TİHEK bünyesindeki İnsan Hakları ve Eşitlik Kurulu üyelerinin seçimi ve göreve başlamaları arasında 15 Temmuz darbe girişiminin yaşanması nedeniyle uzun bir zaman aralığı bulunduğunu anımsatan Arslan, eksikleri gidererek çalışmalarını sürdürdüklerini anlattı.

Arslan, kurul üyelerinin her birinin insan hakları alanında etkin ve yetkili kişiler olduğuna dikkati çekerek, "Derdimiz üzüm yemek, bağcı dövmek gibi bir niyetle hareket etmiyoruz. Biz ülkede insan haklarının korunmasını, geliştirilmesini, ayrımcılığın ortadan kaldırılmasını, eşitliğin tesisini hedef edinmiş durumdayız. Bunun için de öncelikle diyalog yollarını tercih ediyoruz." açıklamasını yaptı.

İktidarla da muhalefetle de diyalog içinde olacaklarını belirten Arslan, ziyaretler planladıklarını aktardı.

Arslan, bağımsız bir kurul olduklarını, Başbakan Yardımcılığı ile ilişkilerinin bütçe ile sınırlı kaldığını dile getirerek, kasım ayı sonuna kadar da ilgili yönetmeliklerinin tamamlanmasını planladıkları bilgisini paylaştı.
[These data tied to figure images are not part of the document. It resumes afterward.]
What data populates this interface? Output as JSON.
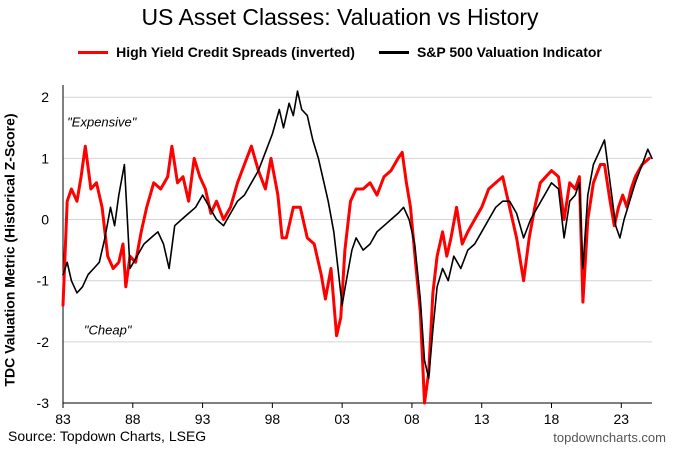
{
  "chart_data": {
    "type": "line",
    "title": "US Asset Classes: Valuation vs History",
    "ylabel": "TDC Valuation Metric (Historical Z-Score)",
    "xlabel": "",
    "xlim": [
      1983,
      2025.2
    ],
    "ylim": [
      -3,
      2.2
    ],
    "x_ticks": [
      {
        "label": "83",
        "value": 1983
      },
      {
        "label": "88",
        "value": 1988
      },
      {
        "label": "93",
        "value": 1993
      },
      {
        "label": "98",
        "value": 1998
      },
      {
        "label": "03",
        "value": 2003
      },
      {
        "label": "08",
        "value": 2008
      },
      {
        "label": "13",
        "value": 2013
      },
      {
        "label": "18",
        "value": 2018
      },
      {
        "label": "23",
        "value": 2023
      }
    ],
    "y_ticks": [
      {
        "label": "-3",
        "value": -3
      },
      {
        "label": "-2",
        "value": -2
      },
      {
        "label": "-1",
        "value": -1
      },
      {
        "label": "0",
        "value": 0
      },
      {
        "label": "1",
        "value": 1
      },
      {
        "label": "2",
        "value": 2
      }
    ],
    "annotations": [
      {
        "text": "\"Expensive\"",
        "x": 1983.3,
        "y": 1.6
      },
      {
        "text": "\"Cheap\"",
        "x": 1984.5,
        "y": -1.8
      }
    ],
    "series": [
      {
        "name": "High Yield Credit Spreads (inverted)",
        "color": "#ff0000",
        "points": [
          [
            1983.0,
            -1.4
          ],
          [
            1983.3,
            0.3
          ],
          [
            1983.6,
            0.5
          ],
          [
            1984.0,
            0.3
          ],
          [
            1984.3,
            0.7
          ],
          [
            1984.6,
            1.2
          ],
          [
            1985.0,
            0.5
          ],
          [
            1985.4,
            0.6
          ],
          [
            1985.8,
            0.2
          ],
          [
            1986.2,
            -0.6
          ],
          [
            1986.6,
            -0.8
          ],
          [
            1987.0,
            -0.7
          ],
          [
            1987.3,
            -0.4
          ],
          [
            1987.5,
            -1.1
          ],
          [
            1987.8,
            -0.6
          ],
          [
            1988.2,
            -0.7
          ],
          [
            1988.6,
            -0.2
          ],
          [
            1989.0,
            0.2
          ],
          [
            1989.5,
            0.6
          ],
          [
            1990.0,
            0.5
          ],
          [
            1990.5,
            0.7
          ],
          [
            1990.8,
            1.2
          ],
          [
            1991.2,
            0.6
          ],
          [
            1991.6,
            0.7
          ],
          [
            1992.0,
            0.3
          ],
          [
            1992.4,
            1.0
          ],
          [
            1992.8,
            0.7
          ],
          [
            1993.2,
            0.5
          ],
          [
            1993.6,
            0.1
          ],
          [
            1994.0,
            0.3
          ],
          [
            1994.5,
            0.0
          ],
          [
            1995.0,
            0.2
          ],
          [
            1995.5,
            0.6
          ],
          [
            1996.0,
            0.9
          ],
          [
            1996.5,
            1.2
          ],
          [
            1997.0,
            0.8
          ],
          [
            1997.5,
            0.5
          ],
          [
            1997.9,
            1.0
          ],
          [
            1998.4,
            0.4
          ],
          [
            1998.7,
            -0.3
          ],
          [
            1999.0,
            -0.3
          ],
          [
            1999.5,
            0.2
          ],
          [
            2000.0,
            0.2
          ],
          [
            2000.5,
            -0.3
          ],
          [
            2001.0,
            -0.4
          ],
          [
            2001.5,
            -0.9
          ],
          [
            2001.8,
            -1.3
          ],
          [
            2002.2,
            -0.8
          ],
          [
            2002.6,
            -1.9
          ],
          [
            2002.9,
            -1.6
          ],
          [
            2003.2,
            -0.5
          ],
          [
            2003.6,
            0.3
          ],
          [
            2004.0,
            0.5
          ],
          [
            2004.5,
            0.5
          ],
          [
            2005.0,
            0.6
          ],
          [
            2005.5,
            0.4
          ],
          [
            2006.0,
            0.7
          ],
          [
            2006.5,
            0.8
          ],
          [
            2007.0,
            1.0
          ],
          [
            2007.3,
            1.1
          ],
          [
            2007.6,
            0.6
          ],
          [
            2007.9,
            0.2
          ],
          [
            2008.3,
            -0.8
          ],
          [
            2008.6,
            -1.5
          ],
          [
            2008.9,
            -3.0
          ],
          [
            2009.2,
            -2.5
          ],
          [
            2009.5,
            -1.2
          ],
          [
            2009.8,
            -0.6
          ],
          [
            2010.2,
            -0.2
          ],
          [
            2010.5,
            -0.6
          ],
          [
            2010.8,
            -0.3
          ],
          [
            2011.2,
            0.2
          ],
          [
            2011.6,
            -0.4
          ],
          [
            2012.0,
            -0.2
          ],
          [
            2012.5,
            0.0
          ],
          [
            2013.0,
            0.2
          ],
          [
            2013.5,
            0.5
          ],
          [
            2014.0,
            0.6
          ],
          [
            2014.5,
            0.7
          ],
          [
            2015.0,
            0.2
          ],
          [
            2015.5,
            -0.3
          ],
          [
            2016.0,
            -1.0
          ],
          [
            2016.4,
            -0.3
          ],
          [
            2016.8,
            0.2
          ],
          [
            2017.2,
            0.6
          ],
          [
            2017.6,
            0.7
          ],
          [
            2018.0,
            0.8
          ],
          [
            2018.5,
            0.7
          ],
          [
            2018.9,
            0.0
          ],
          [
            2019.3,
            0.6
          ],
          [
            2019.7,
            0.5
          ],
          [
            2020.0,
            0.7
          ],
          [
            2020.25,
            -1.35
          ],
          [
            2020.6,
            0.0
          ],
          [
            2021.0,
            0.6
          ],
          [
            2021.5,
            0.9
          ],
          [
            2021.8,
            0.9
          ],
          [
            2022.2,
            0.3
          ],
          [
            2022.5,
            -0.1
          ],
          [
            2022.8,
            0.2
          ],
          [
            2023.1,
            0.4
          ],
          [
            2023.4,
            0.2
          ],
          [
            2023.7,
            0.5
          ],
          [
            2024.0,
            0.7
          ],
          [
            2024.5,
            0.9
          ],
          [
            2025.0,
            1.0
          ]
        ]
      },
      {
        "name": "S&P 500 Valuation Indicator",
        "color": "#000000",
        "points": [
          [
            1983.0,
            -0.9
          ],
          [
            1983.3,
            -0.7
          ],
          [
            1983.6,
            -1.0
          ],
          [
            1984.0,
            -1.2
          ],
          [
            1984.4,
            -1.1
          ],
          [
            1984.8,
            -0.9
          ],
          [
            1985.2,
            -0.8
          ],
          [
            1985.6,
            -0.7
          ],
          [
            1986.0,
            -0.3
          ],
          [
            1986.4,
            0.2
          ],
          [
            1986.7,
            -0.1
          ],
          [
            1987.0,
            0.4
          ],
          [
            1987.4,
            0.9
          ],
          [
            1987.8,
            -0.8
          ],
          [
            1988.3,
            -0.6
          ],
          [
            1988.8,
            -0.4
          ],
          [
            1989.3,
            -0.3
          ],
          [
            1989.8,
            -0.2
          ],
          [
            1990.2,
            -0.4
          ],
          [
            1990.6,
            -0.8
          ],
          [
            1991.0,
            -0.1
          ],
          [
            1991.5,
            0.0
          ],
          [
            1992.0,
            0.1
          ],
          [
            1992.5,
            0.2
          ],
          [
            1993.0,
            0.4
          ],
          [
            1993.5,
            0.2
          ],
          [
            1994.0,
            0.0
          ],
          [
            1994.5,
            -0.1
          ],
          [
            1995.0,
            0.1
          ],
          [
            1995.5,
            0.3
          ],
          [
            1996.0,
            0.4
          ],
          [
            1996.5,
            0.6
          ],
          [
            1997.0,
            0.8
          ],
          [
            1997.5,
            1.1
          ],
          [
            1998.0,
            1.4
          ],
          [
            1998.5,
            1.8
          ],
          [
            1998.8,
            1.5
          ],
          [
            1999.2,
            1.9
          ],
          [
            1999.5,
            1.7
          ],
          [
            1999.8,
            2.1
          ],
          [
            2000.1,
            1.8
          ],
          [
            2000.5,
            1.7
          ],
          [
            2000.9,
            1.3
          ],
          [
            2001.3,
            1.0
          ],
          [
            2001.7,
            0.6
          ],
          [
            2002.0,
            0.3
          ],
          [
            2002.4,
            -0.2
          ],
          [
            2002.7,
            -0.8
          ],
          [
            2003.0,
            -1.4
          ],
          [
            2003.3,
            -1.0
          ],
          [
            2003.7,
            -0.5
          ],
          [
            2004.0,
            -0.3
          ],
          [
            2004.5,
            -0.5
          ],
          [
            2005.0,
            -0.4
          ],
          [
            2005.5,
            -0.2
          ],
          [
            2006.0,
            -0.1
          ],
          [
            2006.5,
            0.0
          ],
          [
            2007.0,
            0.1
          ],
          [
            2007.4,
            0.2
          ],
          [
            2007.8,
            0.0
          ],
          [
            2008.2,
            -0.4
          ],
          [
            2008.6,
            -1.3
          ],
          [
            2008.9,
            -2.3
          ],
          [
            2009.2,
            -2.6
          ],
          [
            2009.5,
            -1.8
          ],
          [
            2009.8,
            -1.1
          ],
          [
            2010.2,
            -0.8
          ],
          [
            2010.6,
            -1.0
          ],
          [
            2011.0,
            -0.6
          ],
          [
            2011.5,
            -0.8
          ],
          [
            2012.0,
            -0.5
          ],
          [
            2012.5,
            -0.4
          ],
          [
            2013.0,
            -0.2
          ],
          [
            2013.5,
            0.0
          ],
          [
            2014.0,
            0.2
          ],
          [
            2014.5,
            0.3
          ],
          [
            2015.0,
            0.3
          ],
          [
            2015.5,
            0.1
          ],
          [
            2016.0,
            -0.3
          ],
          [
            2016.5,
            0.0
          ],
          [
            2017.0,
            0.2
          ],
          [
            2017.5,
            0.4
          ],
          [
            2018.0,
            0.6
          ],
          [
            2018.5,
            0.5
          ],
          [
            2018.9,
            -0.3
          ],
          [
            2019.3,
            0.3
          ],
          [
            2019.7,
            0.4
          ],
          [
            2020.0,
            0.6
          ],
          [
            2020.25,
            -0.8
          ],
          [
            2020.6,
            0.4
          ],
          [
            2021.0,
            0.9
          ],
          [
            2021.4,
            1.1
          ],
          [
            2021.8,
            1.3
          ],
          [
            2022.2,
            0.6
          ],
          [
            2022.6,
            -0.1
          ],
          [
            2022.9,
            -0.3
          ],
          [
            2023.2,
            0.0
          ],
          [
            2023.6,
            0.3
          ],
          [
            2024.0,
            0.6
          ],
          [
            2024.5,
            0.9
          ],
          [
            2024.9,
            1.15
          ],
          [
            2025.2,
            1.0
          ]
        ]
      }
    ]
  },
  "source": "Source: Topdown Charts, LSEG",
  "watermark": "topdowncharts.com"
}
Görüşmelerin tamamlanmasının ardından, Başbakanlık, Milli Güvenlik Kurulu Genel Sekreterliği, Diyanet İşleri Başkanlığı, Afet ve Acil Durum Yönetimi Başkanlığı ile Türkiye İnsan Hakları ve Eşitlik Kurumunun 2018 yılı bütçe ve kesin hesap kanun tasarıları ile Tasarruf Mevduatı Sigorta Fonu, Türkiye Yatırım Destek ve Tanıtım Ajansı Başkanlığı, Başbakanlık Tanıtma Fonu Genel Sekreterliğinin Sayıştay raporları oylanarak kabul edildi.